I'd mainly be wondering why I'd hitched my wagon to an embarrassing dictatorial little man child tbh OP. I'm not sure why women tolerate, pander to or excuse this stuff.

His outburst was ridiculous, rude, overdramatic and he sounds like a manipulative idiot, who's own needs trump yours so badly that he's happy to ruin a day out and take it out on you. Who does he think he is that he's going to flounder off with no reasonable behaviour, tell you he's limiting you to three shops or you don't get his company Confused. I don't know why you'd want it in the first place if that's his level of maturity and respect. It's not your responsibility to entertain him on mutual day's out, you aren't his bloody mother. Perhaps that's the problem.

AnnaMagnani · 02/11/2019 14:32

Not necessarily making excuses but a 2 hour trip to a city, just to go round the shops does sound like one of those situations which is an argument waiting to happen.

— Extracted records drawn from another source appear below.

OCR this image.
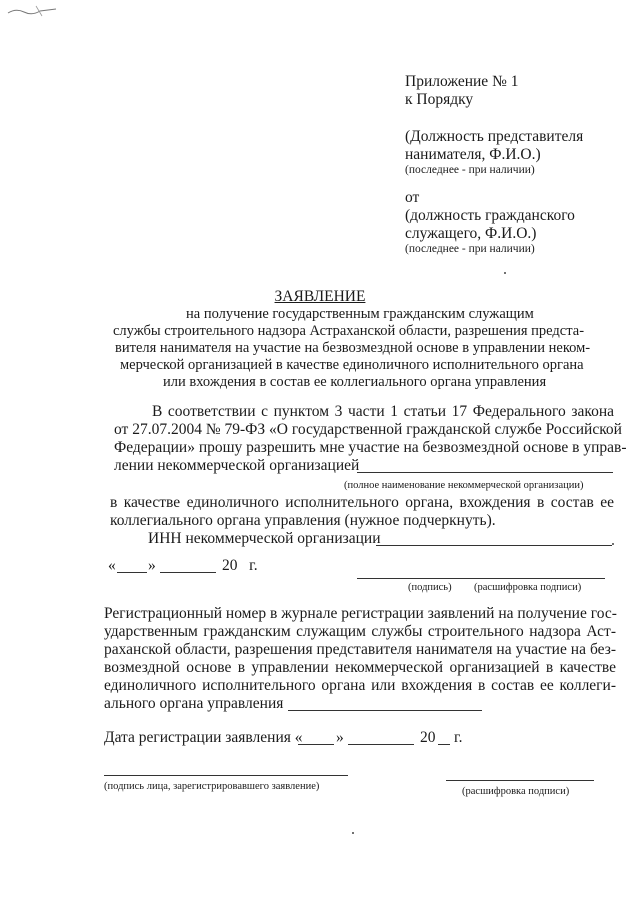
Приложение № 1
к Порядку
(Должность представителя
нанимателя, Ф.И.О.)
(последнее - при наличии)
от
(должность гражданского
служащего, Ф.И.О.)
(последнее - при наличии)
ЗАЯВЛЕНИЕ
на получение государственным гражданским служащим
службы строительного надзора Астраханской области, разрешения предста-
вителя нанимателя на участие на безвозмездной основе в управлении неком-
мерческой организацией в качестве единоличного исполнительного органа
или вхождения в состав ее коллегиального органа управления
В соответствии с пунктом 3 части 1 статьи 17 Федерального закона
от 27.07.2004 № 79-ФЗ «О государственной гражданской службе Российской
Федерации» прошу разрешить мне участие на безвозмездной основе в управ-
лении некоммерческой организацией
(полное наименование некоммерческой организации)
в качестве единоличного исполнительного органа, вхождения в состав ее
коллегиального органа управления (нужное подчеркнуть).
ИНН некоммерческой организации
« »	20   г.
(подпись) (расшифровка подписи)
Регистрационный номер в журнале регистрации заявлений на получение гос-
ударственным гражданским служащим службы строительного надзора Аст-
раханской области, разрешения представителя нанимателя на участие на без-
возмездной основе в управлении некоммерческой организацией в качестве
единоличного исполнительного органа или вхождения в состав ее коллеги-
ального органа управления
Дата регистрации заявления « »	20 г.
(подпись лица, зарегистрировавшего заявление)	(расшифровка подписи)
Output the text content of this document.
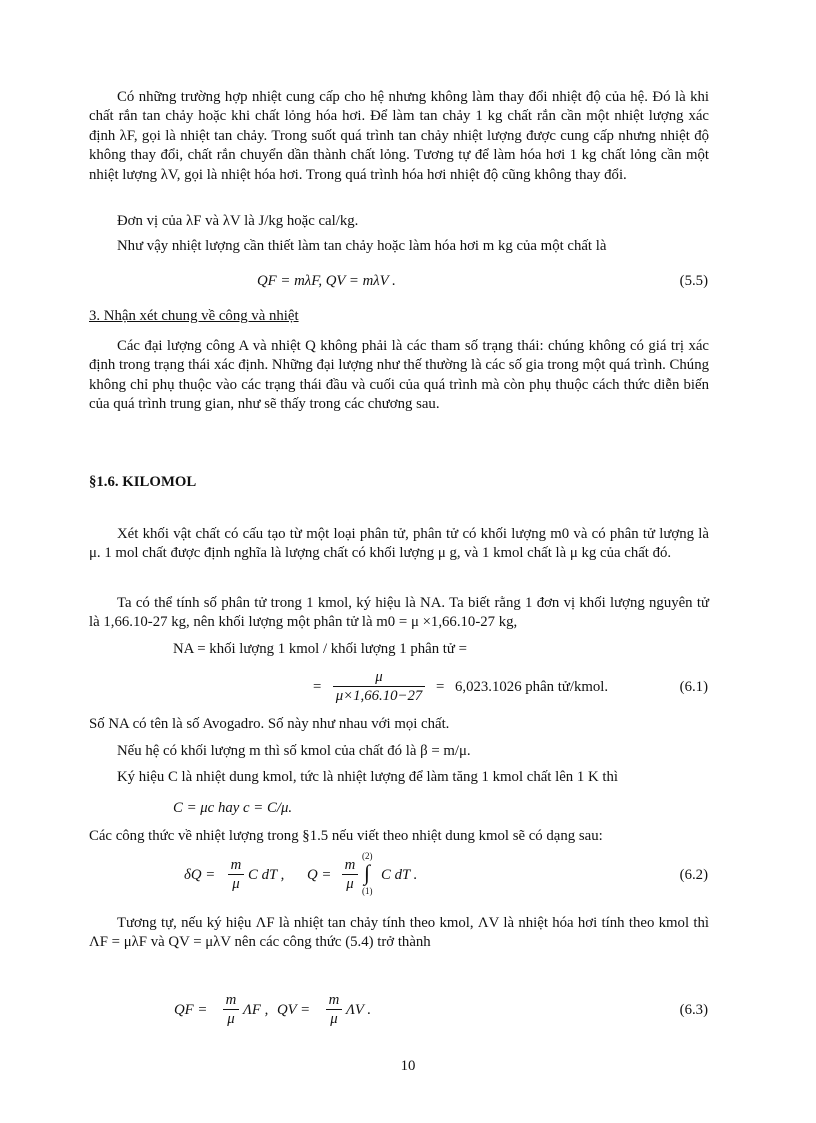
Có những trường hợp nhiệt cung cấp cho hệ nhưng không làm thay đổi nhiệt độ của hệ. Đó là khi chất rắn tan chảy hoặc khi chất lỏng hóa hơi. Để làm tan chảy 1 kg chất rắn cần một nhiệt lượng xác định λF, gọi là nhiệt tan chảy. Trong suốt quá trình tan chảy nhiệt lượng được cung cấp nhưng nhiệt độ không thay đổi, chất rắn chuyển dần thành chất lỏng. Tương tự để làm hóa hơi 1 kg chất lỏng cần một nhiệt lượng λV, gọi là nhiệt hóa hơi. Trong quá trình hóa hơi nhiệt độ cũng không thay đổi.

Đơn vị của λF và λV là J/kg hoặc cal/kg.

Như vậy nhiệt lượng cần thiết làm tan chảy hoặc làm hóa hơi m kg của một chất là

QF = mλF, QV = mλV .	(5.5)
3. Nhận xét chung về công và nhiệt

Các đại lượng công A và nhiệt Q không phải là các tham số trạng thái: chúng không có giá trị xác định trong trạng thái xác định. Những đại lượng như thế thường là các số gia trong một quá trình. Chúng không chỉ phụ thuộc vào các trạng thái đầu và cuối của quá trình mà còn phụ thuộc cách thức diễn biến của quá trình trung gian, như sẽ thấy trong các chương sau.

§1.6. KILOMOL

Xét khối vật chất có cấu tạo từ một loại phân tử, phân tử có khối lượng m0 và có phân tử lượng là μ. 1 mol chất được định nghĩa là lượng chất có khối lượng μ g, và 1 kmol chất là μ kg của chất đó.

Ta có thể tính số phân tử trong 1 kmol, ký hiệu là NA. Ta biết rằng 1 đơn vị khối lượng nguyên tử là 1,66.10-27 kg, nên khối lượng một phân tử là m0 = μ ×1,66.10-27 kg,

NA = khối lượng 1 kmol / khối lượng 1 phân tử =
= $\frac{\mu}{\mu\times 1,66.10-27} = 6,023.1026$ phân tử/kmol.	(6.1)
Số NA có tên là số Avogadro. Số này như nhau với mọi chất.
Nếu hệ có khối lượng m thì số kmol của chất đó là β = m/μ.
Ký hiệu C là nhiệt dung kmol, tức là nhiệt lượng để làm tăng 1 kmol chất lên 1 K thì
C = μc hay c = C/μ.
Các công thức về nhiệt lượng trong §1.5 nếu viết theo nhiệt dung kmol sẽ có dạng sau:
$\delta Q = \frac{m}{\mu}$ C dT , $Q = \frac{m}{\mu} (2)$
∫
(1)
C dT .	(6.2)

Tương tự, nếu ký hiệu ΛF là nhiệt tan chảy tính theo kmol, ΛV là nhiệt hóa hơi tính theo kmol thì ΛF = μλF và QV = μλV nên các công thức (5.4) trở thành

QF = $\frac{m}{\mu}$ ΛF , QV = $\frac{m}{\mu}$ ΛV .	(6.3)
10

Similar to going to Ikea on a Saturday.

After you have done it a couple of times and nearly murdered each other, you either get divorced or realise you have to do it differently next time.

LadyPenelope68 · 02/11/2019 14:34

What an absolute idiot he is, such bratty behaviour from an adult is pathetic and ridiculous. However, not sure why you getting the train on your own is an issue.

73Sunglasslover · 02/11/2019 14:42

Did he think you had agreed to go shopping or was he expected a different activity instead? My OH hates shopping and would not agree to such a trip. If he did agree to spending many hours shopping then he has behaved badly.